For an instant the head rose. His open eyes locked on to hers.
Mary sensed a powerful, spiritual link. It seemed her son was the only one in the room who knew she had “left.” Satisfied that his mother had returned, the baby laid his head back down and sighed.
With shaky hands the proud father cut his son’s umbilical cord. The doctor picked the baby up and examined him. “He has good muscle tone now,” he said. “His second Apgar score is going to be nine. That’s very good considering where he was when he first came out. That broken collarbone is a small price to pay to be alive.”
Mary, overcome with relief, turned and said, “I’m sorry about all the blood on your shoes.”
He raised his eyebrows. From her position she couldn’t possibly see his shoes.
Mary has no doubt she experienced two miracles that day. The first was the twin delivery room encounters; the second was when she easily might have slipped away into death. She now feels completely loved by God and transformed in her faith.

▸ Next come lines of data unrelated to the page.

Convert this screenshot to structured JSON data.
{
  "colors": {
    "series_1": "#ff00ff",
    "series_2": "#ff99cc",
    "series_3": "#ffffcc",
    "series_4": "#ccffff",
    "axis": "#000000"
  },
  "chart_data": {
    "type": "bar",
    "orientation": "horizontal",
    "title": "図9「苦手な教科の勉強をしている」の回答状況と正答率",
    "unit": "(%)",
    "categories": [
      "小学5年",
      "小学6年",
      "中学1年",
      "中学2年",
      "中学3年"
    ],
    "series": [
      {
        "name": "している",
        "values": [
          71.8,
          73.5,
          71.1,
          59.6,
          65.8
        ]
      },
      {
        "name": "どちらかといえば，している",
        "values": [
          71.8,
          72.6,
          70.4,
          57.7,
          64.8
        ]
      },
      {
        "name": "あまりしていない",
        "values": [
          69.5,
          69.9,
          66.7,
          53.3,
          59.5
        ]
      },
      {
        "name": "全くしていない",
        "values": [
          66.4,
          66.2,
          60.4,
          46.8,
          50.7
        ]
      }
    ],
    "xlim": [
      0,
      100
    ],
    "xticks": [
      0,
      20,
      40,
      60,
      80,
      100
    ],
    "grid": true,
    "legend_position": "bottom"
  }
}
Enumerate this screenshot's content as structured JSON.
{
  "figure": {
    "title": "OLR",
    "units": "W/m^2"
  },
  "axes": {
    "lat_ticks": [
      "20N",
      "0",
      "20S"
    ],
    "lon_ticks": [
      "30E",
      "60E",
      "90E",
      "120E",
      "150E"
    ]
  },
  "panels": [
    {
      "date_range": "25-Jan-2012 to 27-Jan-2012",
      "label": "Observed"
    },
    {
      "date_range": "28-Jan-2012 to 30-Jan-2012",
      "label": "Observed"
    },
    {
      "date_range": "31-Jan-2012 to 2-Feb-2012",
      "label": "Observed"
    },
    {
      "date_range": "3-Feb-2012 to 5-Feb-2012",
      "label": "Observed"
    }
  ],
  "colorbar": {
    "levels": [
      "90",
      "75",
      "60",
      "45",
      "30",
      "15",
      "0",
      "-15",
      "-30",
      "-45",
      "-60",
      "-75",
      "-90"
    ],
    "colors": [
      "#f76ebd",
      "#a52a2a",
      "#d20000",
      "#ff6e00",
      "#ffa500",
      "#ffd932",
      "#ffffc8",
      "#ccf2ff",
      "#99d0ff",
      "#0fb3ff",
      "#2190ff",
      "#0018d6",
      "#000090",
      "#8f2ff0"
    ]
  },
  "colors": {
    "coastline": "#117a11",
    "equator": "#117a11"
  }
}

She has lost her fear of dying and is far less plagued by everyday concerns. She embraces these words: “God has not given us a spirit of fear, but of power and of love and of a sound mind” (2 Timothy 1:7).
Some ask her how she knows her encounters weren’t hallucinations, dreams, or chemical reactions to trauma. “I have experienced all those things before or since that day,” she answers. “None of those experiences had any positive or lasting effect. This is an experience that changed me for life.”

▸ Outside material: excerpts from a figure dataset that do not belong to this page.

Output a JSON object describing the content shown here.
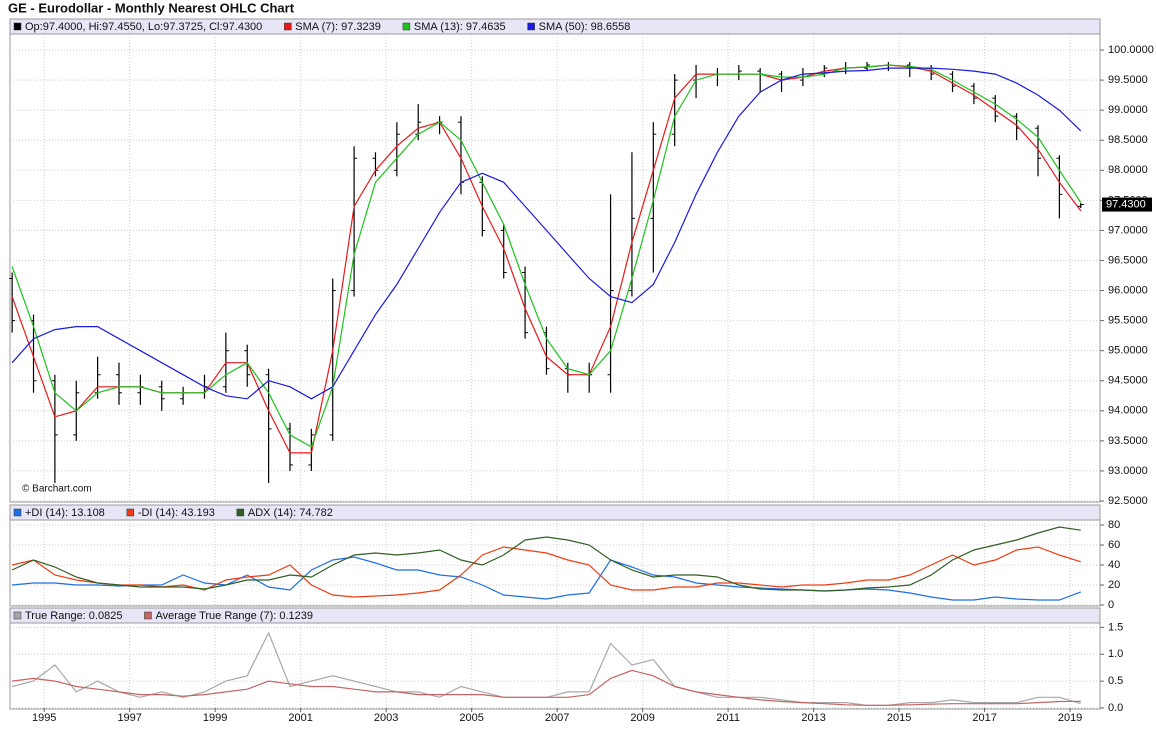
{
  "chart_data": [
    {
      "type": "ohlc",
      "title": "GE - Eurodollar - Monthly Nearest OHLC Chart",
      "credit": "© Barchart.com",
      "name": "Op:97.4000, Hi:97.4550, Lo:97.3725, Cl:97.4300",
      "color": "#000000",
      "last_label": "97.4300",
      "x": [
        1994.25,
        1994.75,
        1995.25,
        1995.75,
        1996.25,
        1996.75,
        1997.25,
        1997.75,
        1998.25,
        1998.75,
        1999.25,
        1999.75,
        2000.25,
        2000.75,
        2001.25,
        2001.75,
        2002.25,
        2002.75,
        2003.25,
        2003.75,
        2004.25,
        2004.75,
        2005.25,
        2005.75,
        2006.25,
        2006.75,
        2007.25,
        2007.75,
        2008.25,
        2008.75,
        2009.25,
        2009.75,
        2010.25,
        2010.75,
        2011.25,
        2011.75,
        2012.25,
        2012.75,
        2013.25,
        2013.75,
        2014.25,
        2014.75,
        2015.25,
        2015.75,
        2016.25,
        2016.75,
        2017.25,
        2017.75,
        2018.25,
        2018.75,
        2019.25
      ],
      "open": [
        96.2,
        95.5,
        94.5,
        93.6,
        94.3,
        94.6,
        94.3,
        94.4,
        94.2,
        94.3,
        94.4,
        95.0,
        94.6,
        93.7,
        93.1,
        93.6,
        96.0,
        98.2,
        98.0,
        98.6,
        98.8,
        98.8,
        97.8,
        97.0,
        96.3,
        95.3,
        94.7,
        94.6,
        94.6,
        96.0,
        97.2,
        98.6,
        99.5,
        99.6,
        99.6,
        99.65,
        99.6,
        99.5,
        99.6,
        99.7,
        99.7,
        99.75,
        99.75,
        99.7,
        99.6,
        99.4,
        99.2,
        98.9,
        98.7,
        98.2,
        97.4
      ],
      "high": [
        96.3,
        95.6,
        94.6,
        94.5,
        94.9,
        94.8,
        94.6,
        94.5,
        94.4,
        94.6,
        95.3,
        95.1,
        94.7,
        93.8,
        93.7,
        96.2,
        98.4,
        98.3,
        98.8,
        99.1,
        98.9,
        98.9,
        97.9,
        97.1,
        96.4,
        95.4,
        94.8,
        94.8,
        97.6,
        98.3,
        98.8,
        99.6,
        99.75,
        99.7,
        99.75,
        99.7,
        99.65,
        99.7,
        99.75,
        99.8,
        99.8,
        99.8,
        99.8,
        99.75,
        99.65,
        99.45,
        99.25,
        98.95,
        98.75,
        98.25,
        97.455
      ],
      "low": [
        95.3,
        94.3,
        92.8,
        93.5,
        94.2,
        94.1,
        94.1,
        94.0,
        94.1,
        94.2,
        94.3,
        94.4,
        92.8,
        93.0,
        93.0,
        93.5,
        95.9,
        97.9,
        97.9,
        98.5,
        98.6,
        97.6,
        96.9,
        96.2,
        95.2,
        94.6,
        94.3,
        94.3,
        94.3,
        95.9,
        96.3,
        98.4,
        99.2,
        99.4,
        99.5,
        99.3,
        99.3,
        99.4,
        99.55,
        99.6,
        99.65,
        99.65,
        99.55,
        99.5,
        99.3,
        99.1,
        98.8,
        98.5,
        97.9,
        97.2,
        97.3725
      ],
      "close": [
        95.5,
        94.5,
        93.6,
        94.3,
        94.6,
        94.3,
        94.4,
        94.2,
        94.3,
        94.4,
        95.0,
        94.6,
        93.7,
        93.1,
        93.6,
        96.0,
        98.2,
        98.0,
        98.6,
        98.8,
        98.8,
        97.8,
        97.0,
        96.3,
        95.3,
        94.7,
        94.6,
        94.6,
        96.0,
        97.2,
        98.6,
        99.5,
        99.6,
        99.6,
        99.65,
        99.6,
        99.5,
        99.6,
        99.7,
        99.7,
        99.75,
        99.75,
        99.7,
        99.6,
        99.4,
        99.2,
        98.9,
        98.7,
        98.2,
        97.6,
        97.43
      ],
      "series": [
        {
          "name": "SMA (7): 97.3239",
          "color": "#e8191b",
          "values": [
            95.9,
            94.9,
            93.9,
            94.0,
            94.4,
            94.4,
            94.4,
            94.3,
            94.3,
            94.3,
            94.8,
            94.8,
            94.0,
            93.3,
            93.3,
            95.0,
            97.4,
            98.0,
            98.4,
            98.7,
            98.8,
            98.2,
            97.4,
            96.7,
            95.7,
            94.9,
            94.6,
            94.6,
            95.4,
            96.8,
            98.0,
            99.2,
            99.6,
            99.6,
            99.6,
            99.6,
            99.5,
            99.55,
            99.65,
            99.7,
            99.72,
            99.75,
            99.72,
            99.65,
            99.45,
            99.25,
            99.0,
            98.75,
            98.35,
            97.8,
            97.3239
          ]
        },
        {
          "name": "SMA (13): 97.4635",
          "color": "#1cc31c",
          "values": [
            96.4,
            95.4,
            94.3,
            94.0,
            94.3,
            94.4,
            94.4,
            94.3,
            94.3,
            94.3,
            94.6,
            94.8,
            94.3,
            93.6,
            93.4,
            94.4,
            96.6,
            97.8,
            98.2,
            98.6,
            98.8,
            98.5,
            97.8,
            97.1,
            96.1,
            95.2,
            94.7,
            94.6,
            95.0,
            96.2,
            97.5,
            98.9,
            99.5,
            99.6,
            99.6,
            99.6,
            99.55,
            99.55,
            99.6,
            99.7,
            99.72,
            99.75,
            99.73,
            99.68,
            99.5,
            99.3,
            99.1,
            98.85,
            98.55,
            98.0,
            97.4635
          ]
        },
        {
          "name": "SMA (50): 98.6558",
          "color": "#1a1ae0",
          "values": [
            94.8,
            95.2,
            95.35,
            95.4,
            95.4,
            95.2,
            95.0,
            94.8,
            94.6,
            94.4,
            94.25,
            94.2,
            94.5,
            94.4,
            94.2,
            94.4,
            95.0,
            95.6,
            96.1,
            96.7,
            97.3,
            97.8,
            97.95,
            97.8,
            97.4,
            97.0,
            96.6,
            96.2,
            95.9,
            95.8,
            96.1,
            96.8,
            97.6,
            98.3,
            98.9,
            99.3,
            99.5,
            99.6,
            99.62,
            99.65,
            99.66,
            99.7,
            99.7,
            99.7,
            99.68,
            99.65,
            99.6,
            99.45,
            99.25,
            99.0,
            98.6558
          ]
        }
      ],
      "xlim": [
        1994.2,
        2019.7
      ],
      "ylim": [
        92.5,
        100.25
      ],
      "yticks": [
        {
          "value": 92.5,
          "label": "92.5000"
        },
        {
          "value": 93,
          "label": "93.0000"
        },
        {
          "value": 93.5,
          "label": "93.5000"
        },
        {
          "value": 94,
          "label": "94.0000"
        },
        {
          "value": 94.5,
          "label": "94.5000"
        },
        {
          "value": 95,
          "label": "95.0000"
        },
        {
          "value": 95.5,
          "label": "95.5000"
        },
        {
          "value": 96,
          "label": "96.0000"
        },
        {
          "value": 96.5,
          "label": "96.5000"
        },
        {
          "value": 97,
          "label": "97.0000"
        },
        {
          "value": 97.5,
          "label": "97.5000"
        },
        {
          "value": 98,
          "label": "98.0000"
        },
        {
          "value": 98.5,
          "label": "98.5000"
        },
        {
          "value": 99,
          "label": "99.0000"
        },
        {
          "value": 99.5,
          "label": "99.5000"
        },
        {
          "value": 100,
          "label": "100.0000"
        }
      ],
      "grid": true
    },
    {
      "type": "line",
      "x": [
        1994.25,
        1994.75,
        1995.25,
        1995.75,
        1996.25,
        1996.75,
        1997.25,
        1997.75,
        1998.25,
        1998.75,
        1999.25,
        1999.75,
        2000.25,
        2000.75,
        2001.25,
        2001.75,
        2002.25,
        2002.75,
        2003.25,
        2003.75,
        2004.25,
        2004.75,
        2005.25,
        2005.75,
        2006.25,
        2006.75,
        2007.25,
        2007.75,
        2008.25,
        2008.75,
        2009.25,
        2009.75,
        2010.25,
        2010.75,
        2011.25,
        2011.75,
        2012.25,
        2012.75,
        2013.25,
        2013.75,
        2014.25,
        2014.75,
        2015.25,
        2015.75,
        2016.25,
        2016.75,
        2017.25,
        2017.75,
        2018.25,
        2018.75,
        2019.25
      ],
      "series": [
        {
          "name": "+DI (14): 13.108",
          "color": "#1f6fe6",
          "values": [
            20,
            22,
            22,
            20,
            20,
            19,
            20,
            20,
            30,
            22,
            20,
            30,
            18,
            15,
            35,
            45,
            48,
            42,
            35,
            35,
            30,
            28,
            20,
            10,
            8,
            6,
            10,
            12,
            45,
            38,
            30,
            28,
            22,
            20,
            18,
            17,
            16,
            15,
            14,
            15,
            16,
            15,
            12,
            8,
            5,
            5,
            8,
            6,
            5,
            5,
            13.108
          ]
        },
        {
          "name": "-DI (14): 43.193",
          "color": "#f03c14",
          "values": [
            40,
            45,
            30,
            25,
            22,
            20,
            20,
            18,
            20,
            15,
            25,
            28,
            30,
            40,
            20,
            10,
            8,
            9,
            10,
            12,
            15,
            30,
            50,
            58,
            55,
            52,
            45,
            40,
            20,
            15,
            15,
            18,
            18,
            22,
            22,
            20,
            18,
            20,
            20,
            22,
            25,
            25,
            30,
            40,
            50,
            40,
            45,
            55,
            58,
            50,
            43.193
          ]
        },
        {
          "name": "ADX (14): 74.782",
          "color": "#2f5f23",
          "values": [
            35,
            45,
            38,
            28,
            22,
            20,
            18,
            18,
            18,
            16,
            20,
            25,
            25,
            30,
            28,
            40,
            50,
            52,
            50,
            52,
            55,
            45,
            40,
            50,
            65,
            68,
            65,
            60,
            45,
            35,
            28,
            30,
            30,
            28,
            20,
            16,
            15,
            15,
            14,
            15,
            17,
            18,
            20,
            30,
            45,
            55,
            60,
            65,
            72,
            78,
            74.782
          ]
        }
      ],
      "xlim": [
        1994.2,
        2019.7
      ],
      "ylim": [
        0,
        85
      ],
      "yticks": [
        0,
        20,
        40,
        60,
        80
      ],
      "grid": true
    },
    {
      "type": "line",
      "x": [
        1994.25,
        1994.75,
        1995.25,
        1995.75,
        1996.25,
        1996.75,
        1997.25,
        1997.75,
        1998.25,
        1998.75,
        1999.25,
        1999.75,
        2000.25,
        2000.75,
        2001.25,
        2001.75,
        2002.25,
        2002.75,
        2003.25,
        2003.75,
        2004.25,
        2004.75,
        2005.25,
        2005.75,
        2006.25,
        2006.75,
        2007.25,
        2007.75,
        2008.25,
        2008.75,
        2009.25,
        2009.75,
        2010.25,
        2010.75,
        2011.25,
        2011.75,
        2012.25,
        2012.75,
        2013.25,
        2013.75,
        2014.25,
        2014.75,
        2015.25,
        2015.75,
        2016.25,
        2016.75,
        2017.25,
        2017.75,
        2018.25,
        2018.75,
        2019.25
      ],
      "series": [
        {
          "name": "True Range: 0.0825",
          "color": "#a8a8a8",
          "values": [
            0.4,
            0.5,
            0.8,
            0.3,
            0.5,
            0.3,
            0.2,
            0.3,
            0.2,
            0.3,
            0.5,
            0.6,
            1.4,
            0.4,
            0.5,
            0.6,
            0.5,
            0.4,
            0.3,
            0.3,
            0.2,
            0.4,
            0.3,
            0.2,
            0.2,
            0.2,
            0.3,
            0.3,
            1.2,
            0.8,
            0.9,
            0.4,
            0.3,
            0.2,
            0.2,
            0.2,
            0.15,
            0.1,
            0.1,
            0.1,
            0.05,
            0.05,
            0.1,
            0.1,
            0.15,
            0.1,
            0.1,
            0.1,
            0.2,
            0.2,
            0.0825
          ]
        },
        {
          "name": "Average True Range (7): 0.1239",
          "color": "#c46464",
          "values": [
            0.5,
            0.55,
            0.5,
            0.4,
            0.35,
            0.3,
            0.25,
            0.25,
            0.22,
            0.25,
            0.3,
            0.35,
            0.5,
            0.45,
            0.4,
            0.4,
            0.35,
            0.3,
            0.3,
            0.25,
            0.25,
            0.25,
            0.25,
            0.2,
            0.2,
            0.2,
            0.2,
            0.25,
            0.55,
            0.7,
            0.6,
            0.4,
            0.3,
            0.25,
            0.2,
            0.15,
            0.12,
            0.1,
            0.08,
            0.06,
            0.05,
            0.05,
            0.06,
            0.07,
            0.08,
            0.08,
            0.08,
            0.08,
            0.1,
            0.12,
            0.1239
          ]
        }
      ],
      "xlim": [
        1994.2,
        2019.7
      ],
      "ylim": [
        0,
        1.6
      ],
      "yticks": [
        {
          "value": 0,
          "label": "0.0"
        },
        {
          "value": 0.5,
          "label": "0.5"
        },
        {
          "value": 1,
          "label": "1.0"
        },
        {
          "value": 1.5,
          "label": "1.5"
        }
      ],
      "xticks": [
        1995,
        1997,
        1999,
        2001,
        2003,
        2005,
        2007,
        2009,
        2011,
        2013,
        2015,
        2017,
        2019
      ],
      "grid": true
    }
  ]
}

Mary changed so much that she took up pastoral counseling. Today she’s a nurse practitioner in Salt Lake City and is on the staff of Roi House of Prayer, a facility where anyone of faith can gather to worship and pray.
The other miracle from that day in St. Louis is the life of her son. Thomas Towns, the baby who almost didn’t survive his birth, has grown into a man of courage and compassion, a person who has touched many lives through his care for the disabled and for those suffering from cancer.
He now works, as an operating room technician, at the same hospital as his mother in Salt Lake City.